If the world’s rising interconnectivity was presented as a movie, an appropriate title might be: “The Attack of the Internet of Things.”
A new report from Pew Research Center and Elon University’s Imagining the Internet Center — “The Internet of Things Connectivity Binge: What Are the Implications?” — takes a different approach to the same onslaught. It surveyed over 1,200 experts to get their takes on the consequences of a fully enabled Internet of Things (IoT), framed around this question:
As billions more everyday objects are connected in the Internet of Things, they are sending and receiving data that enhances local, national and global systems as well as individuals’ lives. But such connectedness also creates exploitable vulnerabilities.
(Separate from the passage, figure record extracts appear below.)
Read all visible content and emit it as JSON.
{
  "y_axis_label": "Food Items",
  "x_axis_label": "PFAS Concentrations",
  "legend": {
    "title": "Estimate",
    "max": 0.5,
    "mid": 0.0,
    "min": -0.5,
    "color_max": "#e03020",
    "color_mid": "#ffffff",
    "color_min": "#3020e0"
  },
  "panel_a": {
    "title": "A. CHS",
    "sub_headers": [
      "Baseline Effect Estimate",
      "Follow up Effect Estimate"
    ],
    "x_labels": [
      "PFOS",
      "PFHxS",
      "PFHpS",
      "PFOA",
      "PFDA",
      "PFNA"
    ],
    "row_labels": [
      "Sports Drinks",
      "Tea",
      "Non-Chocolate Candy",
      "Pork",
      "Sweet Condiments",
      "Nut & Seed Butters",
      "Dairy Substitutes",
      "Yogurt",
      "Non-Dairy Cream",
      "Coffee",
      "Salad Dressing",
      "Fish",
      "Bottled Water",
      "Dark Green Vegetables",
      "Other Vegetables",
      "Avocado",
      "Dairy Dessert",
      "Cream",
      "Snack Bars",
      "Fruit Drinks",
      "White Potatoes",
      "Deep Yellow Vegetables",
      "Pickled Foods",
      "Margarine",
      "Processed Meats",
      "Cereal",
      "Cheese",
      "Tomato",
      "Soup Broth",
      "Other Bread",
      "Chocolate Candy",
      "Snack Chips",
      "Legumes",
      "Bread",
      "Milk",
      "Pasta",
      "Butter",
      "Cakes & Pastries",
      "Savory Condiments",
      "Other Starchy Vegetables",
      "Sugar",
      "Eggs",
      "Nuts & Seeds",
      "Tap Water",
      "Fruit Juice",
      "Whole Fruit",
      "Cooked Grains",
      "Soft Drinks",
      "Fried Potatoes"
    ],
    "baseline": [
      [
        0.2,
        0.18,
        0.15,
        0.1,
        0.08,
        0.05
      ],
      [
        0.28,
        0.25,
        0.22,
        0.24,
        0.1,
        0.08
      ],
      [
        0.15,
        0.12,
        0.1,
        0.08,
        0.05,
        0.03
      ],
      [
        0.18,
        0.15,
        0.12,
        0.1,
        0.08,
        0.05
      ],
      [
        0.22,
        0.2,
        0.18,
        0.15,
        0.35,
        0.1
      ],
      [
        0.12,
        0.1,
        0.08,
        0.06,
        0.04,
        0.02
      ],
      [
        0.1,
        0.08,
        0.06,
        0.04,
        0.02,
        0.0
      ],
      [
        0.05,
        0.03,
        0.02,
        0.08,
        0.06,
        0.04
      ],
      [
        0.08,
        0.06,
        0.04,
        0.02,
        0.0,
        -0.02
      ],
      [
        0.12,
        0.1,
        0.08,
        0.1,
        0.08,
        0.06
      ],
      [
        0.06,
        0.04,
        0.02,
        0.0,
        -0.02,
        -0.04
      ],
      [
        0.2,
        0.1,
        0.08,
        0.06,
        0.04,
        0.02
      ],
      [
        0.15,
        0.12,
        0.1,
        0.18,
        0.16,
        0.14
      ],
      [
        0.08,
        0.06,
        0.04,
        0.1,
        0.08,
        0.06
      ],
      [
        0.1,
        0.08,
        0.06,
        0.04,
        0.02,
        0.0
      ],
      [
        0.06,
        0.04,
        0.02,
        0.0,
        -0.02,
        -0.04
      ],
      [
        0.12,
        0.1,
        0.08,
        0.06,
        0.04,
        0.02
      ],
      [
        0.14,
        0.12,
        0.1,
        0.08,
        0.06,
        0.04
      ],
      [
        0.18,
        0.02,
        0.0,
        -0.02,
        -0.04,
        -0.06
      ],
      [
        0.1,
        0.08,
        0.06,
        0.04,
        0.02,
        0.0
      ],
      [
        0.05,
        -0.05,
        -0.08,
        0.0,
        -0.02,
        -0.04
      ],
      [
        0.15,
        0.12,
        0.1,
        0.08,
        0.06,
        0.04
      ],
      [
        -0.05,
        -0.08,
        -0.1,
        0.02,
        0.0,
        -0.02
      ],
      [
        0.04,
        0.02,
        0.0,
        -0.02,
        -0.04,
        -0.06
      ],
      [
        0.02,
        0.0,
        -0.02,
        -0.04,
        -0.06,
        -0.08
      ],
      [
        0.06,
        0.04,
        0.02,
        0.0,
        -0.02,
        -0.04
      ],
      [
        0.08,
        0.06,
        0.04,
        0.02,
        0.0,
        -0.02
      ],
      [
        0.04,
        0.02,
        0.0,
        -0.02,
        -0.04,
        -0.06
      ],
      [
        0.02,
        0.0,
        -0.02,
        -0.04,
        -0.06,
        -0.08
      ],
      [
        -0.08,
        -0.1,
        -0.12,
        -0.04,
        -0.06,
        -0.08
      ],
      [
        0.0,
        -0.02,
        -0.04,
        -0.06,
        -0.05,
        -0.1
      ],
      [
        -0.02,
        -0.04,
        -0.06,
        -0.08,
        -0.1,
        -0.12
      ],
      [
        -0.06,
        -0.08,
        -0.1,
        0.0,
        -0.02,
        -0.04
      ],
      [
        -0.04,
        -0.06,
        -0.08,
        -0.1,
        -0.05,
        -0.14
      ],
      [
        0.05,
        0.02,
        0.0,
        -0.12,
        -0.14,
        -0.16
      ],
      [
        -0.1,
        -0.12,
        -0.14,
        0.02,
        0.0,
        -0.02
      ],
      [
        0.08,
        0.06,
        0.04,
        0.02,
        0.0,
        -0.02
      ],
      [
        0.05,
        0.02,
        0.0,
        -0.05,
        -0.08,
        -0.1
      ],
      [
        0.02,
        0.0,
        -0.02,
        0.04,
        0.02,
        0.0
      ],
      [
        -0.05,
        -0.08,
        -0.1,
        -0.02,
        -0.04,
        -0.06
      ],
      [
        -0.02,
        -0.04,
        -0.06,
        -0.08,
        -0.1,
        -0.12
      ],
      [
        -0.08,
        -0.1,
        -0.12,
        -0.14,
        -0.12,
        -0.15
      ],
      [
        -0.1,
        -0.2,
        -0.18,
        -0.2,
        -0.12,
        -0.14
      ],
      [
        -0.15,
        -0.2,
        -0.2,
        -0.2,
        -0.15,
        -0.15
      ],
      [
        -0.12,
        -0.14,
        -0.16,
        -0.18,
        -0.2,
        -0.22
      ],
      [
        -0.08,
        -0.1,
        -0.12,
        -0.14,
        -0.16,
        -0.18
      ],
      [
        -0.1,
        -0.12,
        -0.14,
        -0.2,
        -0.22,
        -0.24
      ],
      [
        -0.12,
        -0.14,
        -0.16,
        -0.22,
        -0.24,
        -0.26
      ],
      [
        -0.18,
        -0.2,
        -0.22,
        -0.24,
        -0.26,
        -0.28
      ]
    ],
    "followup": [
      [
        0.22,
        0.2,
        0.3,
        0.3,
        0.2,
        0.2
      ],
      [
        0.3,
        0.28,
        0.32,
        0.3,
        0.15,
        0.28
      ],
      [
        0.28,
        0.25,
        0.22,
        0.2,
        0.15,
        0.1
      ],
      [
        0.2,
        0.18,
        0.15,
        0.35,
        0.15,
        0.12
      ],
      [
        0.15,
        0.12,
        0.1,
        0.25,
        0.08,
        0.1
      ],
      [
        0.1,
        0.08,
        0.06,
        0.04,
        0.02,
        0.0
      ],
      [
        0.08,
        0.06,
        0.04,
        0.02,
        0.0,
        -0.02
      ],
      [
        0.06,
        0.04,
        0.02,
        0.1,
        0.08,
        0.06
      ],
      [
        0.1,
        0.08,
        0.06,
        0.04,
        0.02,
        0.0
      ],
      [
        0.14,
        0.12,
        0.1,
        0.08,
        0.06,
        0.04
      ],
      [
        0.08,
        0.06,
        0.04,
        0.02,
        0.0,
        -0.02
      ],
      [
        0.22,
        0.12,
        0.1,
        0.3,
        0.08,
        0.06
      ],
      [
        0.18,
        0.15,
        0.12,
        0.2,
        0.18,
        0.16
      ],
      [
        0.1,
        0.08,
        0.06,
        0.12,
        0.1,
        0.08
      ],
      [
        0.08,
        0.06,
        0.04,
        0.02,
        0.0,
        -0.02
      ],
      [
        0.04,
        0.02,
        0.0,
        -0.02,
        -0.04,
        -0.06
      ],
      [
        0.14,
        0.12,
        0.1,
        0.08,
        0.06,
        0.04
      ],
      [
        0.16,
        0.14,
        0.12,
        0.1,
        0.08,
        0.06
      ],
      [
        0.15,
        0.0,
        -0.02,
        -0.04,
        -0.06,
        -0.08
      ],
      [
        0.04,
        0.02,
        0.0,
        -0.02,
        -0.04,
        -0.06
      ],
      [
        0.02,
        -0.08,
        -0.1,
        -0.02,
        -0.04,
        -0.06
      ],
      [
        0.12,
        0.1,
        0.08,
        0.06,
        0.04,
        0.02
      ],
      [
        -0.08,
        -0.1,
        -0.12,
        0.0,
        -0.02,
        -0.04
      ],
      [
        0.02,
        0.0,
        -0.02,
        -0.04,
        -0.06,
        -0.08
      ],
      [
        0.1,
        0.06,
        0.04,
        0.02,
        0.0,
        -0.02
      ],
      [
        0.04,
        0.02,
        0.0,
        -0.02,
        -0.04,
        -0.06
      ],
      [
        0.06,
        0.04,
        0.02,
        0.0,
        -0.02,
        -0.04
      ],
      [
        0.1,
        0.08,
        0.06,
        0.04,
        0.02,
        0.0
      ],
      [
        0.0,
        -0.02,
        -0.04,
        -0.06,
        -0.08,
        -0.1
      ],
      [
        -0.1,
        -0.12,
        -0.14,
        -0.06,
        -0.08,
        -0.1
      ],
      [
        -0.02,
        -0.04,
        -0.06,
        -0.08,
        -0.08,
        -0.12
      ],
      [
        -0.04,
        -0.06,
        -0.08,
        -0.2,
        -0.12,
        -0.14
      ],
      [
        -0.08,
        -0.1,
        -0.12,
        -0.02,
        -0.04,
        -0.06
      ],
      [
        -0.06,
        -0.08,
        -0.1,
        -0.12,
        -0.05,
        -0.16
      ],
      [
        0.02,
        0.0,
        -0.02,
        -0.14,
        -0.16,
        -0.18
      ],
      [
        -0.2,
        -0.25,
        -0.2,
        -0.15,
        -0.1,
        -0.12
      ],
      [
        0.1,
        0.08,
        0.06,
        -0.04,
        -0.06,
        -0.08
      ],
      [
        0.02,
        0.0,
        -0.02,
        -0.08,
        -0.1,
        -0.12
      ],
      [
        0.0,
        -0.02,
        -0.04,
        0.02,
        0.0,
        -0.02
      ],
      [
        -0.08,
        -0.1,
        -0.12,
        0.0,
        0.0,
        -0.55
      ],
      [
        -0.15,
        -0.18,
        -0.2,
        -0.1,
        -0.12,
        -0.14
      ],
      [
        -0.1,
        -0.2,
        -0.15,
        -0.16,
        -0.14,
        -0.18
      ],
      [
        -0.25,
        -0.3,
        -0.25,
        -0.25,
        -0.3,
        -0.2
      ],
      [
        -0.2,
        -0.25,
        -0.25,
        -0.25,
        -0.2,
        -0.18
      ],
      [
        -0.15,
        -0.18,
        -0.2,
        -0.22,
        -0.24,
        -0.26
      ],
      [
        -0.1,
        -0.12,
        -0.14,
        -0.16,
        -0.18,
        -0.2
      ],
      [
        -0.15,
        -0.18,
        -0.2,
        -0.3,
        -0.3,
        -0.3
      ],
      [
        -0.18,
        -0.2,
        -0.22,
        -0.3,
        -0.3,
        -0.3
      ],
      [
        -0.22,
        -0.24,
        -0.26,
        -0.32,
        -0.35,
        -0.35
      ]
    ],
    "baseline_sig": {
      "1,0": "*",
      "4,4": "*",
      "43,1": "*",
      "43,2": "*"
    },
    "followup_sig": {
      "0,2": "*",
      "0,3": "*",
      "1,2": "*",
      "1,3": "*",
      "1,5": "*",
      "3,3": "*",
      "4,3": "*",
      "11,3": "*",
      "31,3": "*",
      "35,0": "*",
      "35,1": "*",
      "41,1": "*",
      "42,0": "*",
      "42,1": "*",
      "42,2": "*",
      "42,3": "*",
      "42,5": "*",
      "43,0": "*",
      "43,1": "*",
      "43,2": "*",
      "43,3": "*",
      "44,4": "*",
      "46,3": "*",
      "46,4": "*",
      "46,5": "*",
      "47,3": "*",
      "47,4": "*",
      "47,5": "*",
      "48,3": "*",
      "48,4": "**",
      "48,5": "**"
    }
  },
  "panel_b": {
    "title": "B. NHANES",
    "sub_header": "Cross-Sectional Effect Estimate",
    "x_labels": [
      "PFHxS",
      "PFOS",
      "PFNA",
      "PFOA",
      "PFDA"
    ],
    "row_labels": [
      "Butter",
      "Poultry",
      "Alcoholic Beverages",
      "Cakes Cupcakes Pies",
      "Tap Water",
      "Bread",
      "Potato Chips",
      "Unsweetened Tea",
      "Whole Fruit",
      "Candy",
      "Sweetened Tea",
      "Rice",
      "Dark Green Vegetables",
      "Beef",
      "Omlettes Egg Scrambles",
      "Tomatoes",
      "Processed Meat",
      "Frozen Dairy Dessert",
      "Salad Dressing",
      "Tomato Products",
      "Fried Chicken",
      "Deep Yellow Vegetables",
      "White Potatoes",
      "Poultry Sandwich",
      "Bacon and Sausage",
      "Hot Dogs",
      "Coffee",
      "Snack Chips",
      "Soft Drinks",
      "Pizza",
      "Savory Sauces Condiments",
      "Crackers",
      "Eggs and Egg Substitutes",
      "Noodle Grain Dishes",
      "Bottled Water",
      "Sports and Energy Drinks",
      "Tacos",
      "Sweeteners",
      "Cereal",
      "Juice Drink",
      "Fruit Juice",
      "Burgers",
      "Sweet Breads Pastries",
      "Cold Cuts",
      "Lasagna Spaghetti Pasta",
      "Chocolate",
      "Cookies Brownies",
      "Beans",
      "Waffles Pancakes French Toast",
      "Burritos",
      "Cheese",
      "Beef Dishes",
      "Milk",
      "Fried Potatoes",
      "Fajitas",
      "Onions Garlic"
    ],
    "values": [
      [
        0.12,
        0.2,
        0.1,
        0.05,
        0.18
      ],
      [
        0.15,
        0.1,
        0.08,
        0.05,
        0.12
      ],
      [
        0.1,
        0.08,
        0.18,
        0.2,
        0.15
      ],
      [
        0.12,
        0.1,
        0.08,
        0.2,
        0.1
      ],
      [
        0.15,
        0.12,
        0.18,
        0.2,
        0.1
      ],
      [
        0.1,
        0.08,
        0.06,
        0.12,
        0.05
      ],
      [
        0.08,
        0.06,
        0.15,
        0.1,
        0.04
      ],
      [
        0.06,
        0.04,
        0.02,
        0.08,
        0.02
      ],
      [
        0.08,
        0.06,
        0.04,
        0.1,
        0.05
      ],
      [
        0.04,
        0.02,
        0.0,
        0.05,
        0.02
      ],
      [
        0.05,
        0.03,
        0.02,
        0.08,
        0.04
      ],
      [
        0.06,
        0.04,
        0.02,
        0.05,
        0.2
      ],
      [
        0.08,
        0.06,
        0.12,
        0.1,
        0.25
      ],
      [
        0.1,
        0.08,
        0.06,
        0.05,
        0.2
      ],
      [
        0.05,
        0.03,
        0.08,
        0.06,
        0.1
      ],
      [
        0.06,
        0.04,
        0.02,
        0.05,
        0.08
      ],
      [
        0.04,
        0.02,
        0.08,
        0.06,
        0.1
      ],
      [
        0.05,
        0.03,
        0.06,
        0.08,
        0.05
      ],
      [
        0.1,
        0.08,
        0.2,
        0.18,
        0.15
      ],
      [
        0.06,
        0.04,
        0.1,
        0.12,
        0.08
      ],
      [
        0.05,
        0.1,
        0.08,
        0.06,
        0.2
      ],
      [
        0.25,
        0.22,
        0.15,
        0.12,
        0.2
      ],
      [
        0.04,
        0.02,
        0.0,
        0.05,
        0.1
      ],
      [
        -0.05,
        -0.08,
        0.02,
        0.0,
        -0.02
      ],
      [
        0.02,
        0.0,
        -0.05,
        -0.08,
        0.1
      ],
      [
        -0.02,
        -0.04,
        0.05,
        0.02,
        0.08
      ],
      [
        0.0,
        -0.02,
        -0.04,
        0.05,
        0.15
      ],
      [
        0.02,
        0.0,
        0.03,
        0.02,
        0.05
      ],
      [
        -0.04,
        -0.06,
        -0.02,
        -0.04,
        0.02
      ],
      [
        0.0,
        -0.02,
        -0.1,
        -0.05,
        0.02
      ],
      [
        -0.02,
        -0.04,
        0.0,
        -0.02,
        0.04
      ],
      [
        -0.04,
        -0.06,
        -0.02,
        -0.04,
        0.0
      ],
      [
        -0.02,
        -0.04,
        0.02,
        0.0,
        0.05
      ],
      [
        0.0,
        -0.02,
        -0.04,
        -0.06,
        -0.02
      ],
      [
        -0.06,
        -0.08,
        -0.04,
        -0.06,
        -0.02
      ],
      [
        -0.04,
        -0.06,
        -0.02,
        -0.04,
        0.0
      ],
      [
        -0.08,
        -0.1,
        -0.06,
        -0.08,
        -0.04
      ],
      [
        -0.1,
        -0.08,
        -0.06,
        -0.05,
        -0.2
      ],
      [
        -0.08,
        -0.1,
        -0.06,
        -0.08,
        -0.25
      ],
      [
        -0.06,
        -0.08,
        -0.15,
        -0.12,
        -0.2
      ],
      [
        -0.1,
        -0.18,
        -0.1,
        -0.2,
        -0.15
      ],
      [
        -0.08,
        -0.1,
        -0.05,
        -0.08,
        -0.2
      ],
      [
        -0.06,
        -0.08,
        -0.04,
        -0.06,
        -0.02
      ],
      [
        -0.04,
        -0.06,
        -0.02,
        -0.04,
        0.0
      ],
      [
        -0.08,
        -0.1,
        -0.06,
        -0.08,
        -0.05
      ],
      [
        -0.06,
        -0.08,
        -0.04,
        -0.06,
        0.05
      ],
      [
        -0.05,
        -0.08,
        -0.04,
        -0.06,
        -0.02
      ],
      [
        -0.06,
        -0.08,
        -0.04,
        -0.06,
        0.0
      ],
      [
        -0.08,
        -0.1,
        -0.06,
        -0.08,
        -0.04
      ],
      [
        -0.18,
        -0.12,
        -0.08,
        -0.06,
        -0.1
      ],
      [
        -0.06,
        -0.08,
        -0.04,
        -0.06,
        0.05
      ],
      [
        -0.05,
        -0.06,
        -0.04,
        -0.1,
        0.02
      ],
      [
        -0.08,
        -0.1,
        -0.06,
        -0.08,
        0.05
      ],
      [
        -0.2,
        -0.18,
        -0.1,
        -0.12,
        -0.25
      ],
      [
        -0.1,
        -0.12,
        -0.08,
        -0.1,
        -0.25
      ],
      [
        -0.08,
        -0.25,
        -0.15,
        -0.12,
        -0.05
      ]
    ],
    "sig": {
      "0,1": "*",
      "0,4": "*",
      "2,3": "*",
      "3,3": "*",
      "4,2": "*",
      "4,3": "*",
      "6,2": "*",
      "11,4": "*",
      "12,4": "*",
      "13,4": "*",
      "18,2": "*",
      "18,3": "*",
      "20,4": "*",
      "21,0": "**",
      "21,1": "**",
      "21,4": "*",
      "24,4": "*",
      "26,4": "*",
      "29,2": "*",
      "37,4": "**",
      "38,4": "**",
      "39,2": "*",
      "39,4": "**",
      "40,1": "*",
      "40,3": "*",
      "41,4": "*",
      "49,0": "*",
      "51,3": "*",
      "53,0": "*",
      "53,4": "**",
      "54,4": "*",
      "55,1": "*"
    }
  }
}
As automobiles, medical devices, smart TVs, manufacturing equipment and other tools and infrastructure are networked, is it likely that attacks, hacks or ransomware concerns in the next decade will cause significant numbers of people to decide to disconnect, or will the trend toward greater connectivity of objects and people continue unabated?
Fifteen percent of the experts predicted that, in the words of report co-author Lee Rainie, “significant numbers [of users] will withdraw to at least some degree from connected life due to possible risks that will arise as the IoT rolls out.”
When you start thinking about it, the list of risks could make anyone want to retreat to a thoroughly unconnected log cabin.